Providing opportunity through options

BENEFITS OF LEASE FINANCING

Leasing has become a major source of financing in today's competitive market. Approximately 80% of all U.S. firms currently lease equipment, and leasing now accounts for one-third of externally-financed equipment.

American companies today use leasing as a practical and cost-effective method of acquiring equipment needed to run their business operations. With leasing, managers can maximize productivity and profits through the effective use of assets.

 

WORKING CAPITAL AND CREDIT LINES

Leasing provides another source of credit that is specifically designed to accommodate vehicle acquisition. Leasing does not tie up cash in equity so working capital and bank lines will remain available for future expenditures and investments.

 

TOTAL SOLUTION FINANCING

While other financing options may require large down payments, most leases require an advance of only one or twi payments.
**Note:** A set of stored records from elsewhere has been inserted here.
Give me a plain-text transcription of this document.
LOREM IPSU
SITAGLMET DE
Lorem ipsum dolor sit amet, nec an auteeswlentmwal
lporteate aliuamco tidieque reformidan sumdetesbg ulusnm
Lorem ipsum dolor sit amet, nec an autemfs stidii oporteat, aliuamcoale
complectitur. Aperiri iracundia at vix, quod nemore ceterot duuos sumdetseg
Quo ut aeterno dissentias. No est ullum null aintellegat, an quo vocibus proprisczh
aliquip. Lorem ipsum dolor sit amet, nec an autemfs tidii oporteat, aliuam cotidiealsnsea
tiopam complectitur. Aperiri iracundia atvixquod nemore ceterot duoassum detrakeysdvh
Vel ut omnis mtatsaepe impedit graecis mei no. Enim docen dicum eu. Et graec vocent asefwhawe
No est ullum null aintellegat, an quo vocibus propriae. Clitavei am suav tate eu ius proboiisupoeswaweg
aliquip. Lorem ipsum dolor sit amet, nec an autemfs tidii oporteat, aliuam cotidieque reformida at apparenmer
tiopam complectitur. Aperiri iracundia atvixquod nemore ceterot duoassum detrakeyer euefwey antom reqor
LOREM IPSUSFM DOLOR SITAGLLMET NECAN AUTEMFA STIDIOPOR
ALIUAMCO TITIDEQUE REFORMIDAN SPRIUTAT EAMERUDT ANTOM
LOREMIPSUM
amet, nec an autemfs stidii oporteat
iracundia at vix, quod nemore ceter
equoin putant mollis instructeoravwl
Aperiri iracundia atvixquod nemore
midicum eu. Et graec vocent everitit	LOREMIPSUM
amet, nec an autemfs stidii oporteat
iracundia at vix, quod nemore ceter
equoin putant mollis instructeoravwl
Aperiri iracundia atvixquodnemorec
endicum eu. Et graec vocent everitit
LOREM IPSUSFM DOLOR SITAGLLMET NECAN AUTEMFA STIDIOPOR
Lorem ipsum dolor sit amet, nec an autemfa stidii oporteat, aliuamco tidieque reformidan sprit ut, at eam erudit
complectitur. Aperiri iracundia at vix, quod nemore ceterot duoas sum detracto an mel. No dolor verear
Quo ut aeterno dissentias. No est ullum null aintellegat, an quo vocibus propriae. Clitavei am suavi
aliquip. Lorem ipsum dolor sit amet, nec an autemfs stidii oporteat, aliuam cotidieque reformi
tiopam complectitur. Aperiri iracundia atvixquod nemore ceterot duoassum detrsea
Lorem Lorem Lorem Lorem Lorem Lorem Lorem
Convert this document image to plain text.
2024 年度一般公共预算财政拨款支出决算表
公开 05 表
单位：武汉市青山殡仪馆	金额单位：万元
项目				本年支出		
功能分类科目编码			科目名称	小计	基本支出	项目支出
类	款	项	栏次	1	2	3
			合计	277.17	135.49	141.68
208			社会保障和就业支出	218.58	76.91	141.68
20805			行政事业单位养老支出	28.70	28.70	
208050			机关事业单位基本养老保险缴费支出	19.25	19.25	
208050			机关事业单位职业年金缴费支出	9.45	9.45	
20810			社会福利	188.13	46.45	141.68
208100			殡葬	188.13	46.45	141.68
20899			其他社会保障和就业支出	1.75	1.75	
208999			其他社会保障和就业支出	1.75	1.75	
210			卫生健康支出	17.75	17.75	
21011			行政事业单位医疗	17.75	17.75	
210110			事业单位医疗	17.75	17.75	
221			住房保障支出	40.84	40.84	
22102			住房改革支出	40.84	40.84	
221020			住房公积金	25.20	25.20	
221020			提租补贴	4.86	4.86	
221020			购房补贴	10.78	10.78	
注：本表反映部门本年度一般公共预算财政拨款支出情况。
In addition, associated soft costs such as software, training and installation can often be included in the cost of the lease.

 

BETTER EQUIPMENT MANAGEMENT

Leasing provides a viable alternative to cash purchases of capital assets. Managers can maximize returns by investing in assets that produce positive financial results for their organizations.

 

FIXED PAYMENT FINANCING

Unlike bank lines of credit featuring variable rates, lease payments are fixed. These fixed lease payments protect companies against rising interest rates and lessen the impact of inflation.

 

TAX BENEFITS

True lease payments are generally 100% tax deductible as an operational expense. This means that leasing can save on taxes because the cost may come out of pre-tax dollars instead of after-tax profits.